Encoding Strategy

SmartML applies a deterministic, rule-based encoding strategy for tabular datasets to ensure fair and reproducible benchmarking across models.

The encoding process is fully automatic, but not opaque. Every decision is driven by fixed thresholds and explicit rules.

Overview

Encoding in SmartML consists of two independent parts:

Feature encoding (numerical and categorical columns)
Target encoding (classification or regression)

The same encoding logic is applied to all models to guarantee comparability.

Column Type Detection

SmartML inspects the input dataset and splits features into:

Numerical columns
Detected via pandas numeric dtypes
Categorical columns
Detected via object and category dtypes

No manual column specification is required.

Missing Value Handling

Missing values are handled before encoding using fixed strategies:

Numerical features
Imputed using the median
Categorical features
Imputed using the most frequent value

These strategies are chosen for robustness and low variance impact.

Categorical Cardinality Analysis

Categorical columns are further divided based on cardinality.

A column is considered:

Low-cardinality if unique values ≤ 10
High-cardinality if unique values > 10

This decision is made per column using the training data only.

Encoding Decision Rules

SmartML uses a hybrid encoding strategy with strict limits to prevent feature explosion.

One-Hot Encoding (OHE)

One-Hot Encoding is used only if all conditions below are met:

Total categorical columns ≤ 10
Column cardinality ≤ 10
Total unique values across low-cardinality columns ≤ 100

If these conditions are satisfied:

Low-cardinality columns → One-Hot Encoding
High-cardinality columns → Target Encoding

If any condition fails, One-Hot Encoding is disabled entirely.

Target Encoding

Target Encoding is applied when:

Cardinality is high
OHE limits are exceeded
Dataset has many categorical columns

Target Encoding uses:

Smoothing = 1.0
Minimum samples per leaf = 1

This avoids overfitting while remaining deterministic.

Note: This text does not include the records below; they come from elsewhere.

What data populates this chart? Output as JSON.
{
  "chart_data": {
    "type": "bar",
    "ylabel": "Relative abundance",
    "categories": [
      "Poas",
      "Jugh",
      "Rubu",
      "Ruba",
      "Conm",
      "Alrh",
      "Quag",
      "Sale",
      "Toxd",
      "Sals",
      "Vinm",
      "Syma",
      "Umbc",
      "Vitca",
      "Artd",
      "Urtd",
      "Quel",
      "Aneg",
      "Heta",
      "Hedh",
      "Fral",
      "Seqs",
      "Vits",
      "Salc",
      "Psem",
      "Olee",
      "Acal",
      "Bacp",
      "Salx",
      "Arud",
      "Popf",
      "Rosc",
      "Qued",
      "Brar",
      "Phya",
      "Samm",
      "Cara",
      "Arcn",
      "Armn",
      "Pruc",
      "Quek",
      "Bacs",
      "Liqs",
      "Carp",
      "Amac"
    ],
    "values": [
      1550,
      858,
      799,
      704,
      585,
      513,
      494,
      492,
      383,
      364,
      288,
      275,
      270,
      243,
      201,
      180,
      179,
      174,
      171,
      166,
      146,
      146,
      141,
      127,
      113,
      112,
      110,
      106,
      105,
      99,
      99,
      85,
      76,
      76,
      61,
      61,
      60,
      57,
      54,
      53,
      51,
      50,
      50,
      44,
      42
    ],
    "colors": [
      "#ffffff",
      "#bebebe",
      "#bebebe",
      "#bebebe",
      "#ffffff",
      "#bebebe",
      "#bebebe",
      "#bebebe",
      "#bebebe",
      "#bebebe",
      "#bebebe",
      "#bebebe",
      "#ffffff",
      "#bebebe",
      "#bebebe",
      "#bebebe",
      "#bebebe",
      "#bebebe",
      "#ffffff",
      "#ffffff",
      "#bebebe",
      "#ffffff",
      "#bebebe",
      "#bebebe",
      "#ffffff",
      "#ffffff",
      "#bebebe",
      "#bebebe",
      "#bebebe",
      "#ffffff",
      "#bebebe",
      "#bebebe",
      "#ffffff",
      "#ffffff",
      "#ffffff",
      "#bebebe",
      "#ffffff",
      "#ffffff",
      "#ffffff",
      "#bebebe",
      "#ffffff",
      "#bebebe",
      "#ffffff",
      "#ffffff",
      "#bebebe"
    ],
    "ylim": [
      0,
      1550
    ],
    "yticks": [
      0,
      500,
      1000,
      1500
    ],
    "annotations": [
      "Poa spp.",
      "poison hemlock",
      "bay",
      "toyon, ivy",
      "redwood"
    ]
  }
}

If categorical features exist, target values are required during fitting.

Numerical Feature Processing

Numerical columns are processed using:

Median imputation
No scaling
No normalization

This ensures:

Minimal distortion of feature distributions
Model-agnostic preprocessing
Faster execution

Feature Transformer Construction

All transformations are assembled into a single ColumnTransformer:

Numerical pipeline
Categorical pipeline(s)
Dropped remainder columns
Dense output enforced

Sparse outputs are explicitly disabled to maintain consistency across models.

Feature Output

After transformation:

All features are converted to float32
Output is a dense NumPy array
Feature order is deterministic

This format is compatible with all supported ML and DL models.

Target Encoding Logic

Target encoding depends on task type.

Classification Tasks

Targets are converted to strings
Label encoding is applied
Mapping is learned on training labels only

This ensures consistent class indexing.

Regression Tasks

Targets are passed through directly
Converted to float32
No transformation is applied

Determinism and Reproducibility

The encoding process is:

Deterministic
Stateless after fitting
Independent of model choice

Given the same dataset and random seed, SmartML will always produce identical encoded outputs.

Feature Introspection

SmartML exposes metadata about the encoding process, including:

Number of numerical features
Number of categorical features
Whether OHE was used
Count of low- and high-cardinality columns
Column names per category group

This information is used internally for logging and debugging.

Design Rationale

This encoding strategy prioritizes:

Fairness across models
Controlled feature dimensionality
Predictable behavior
Benchmark stability

Aggressive feature engineering and custom transformations are intentionally excluded.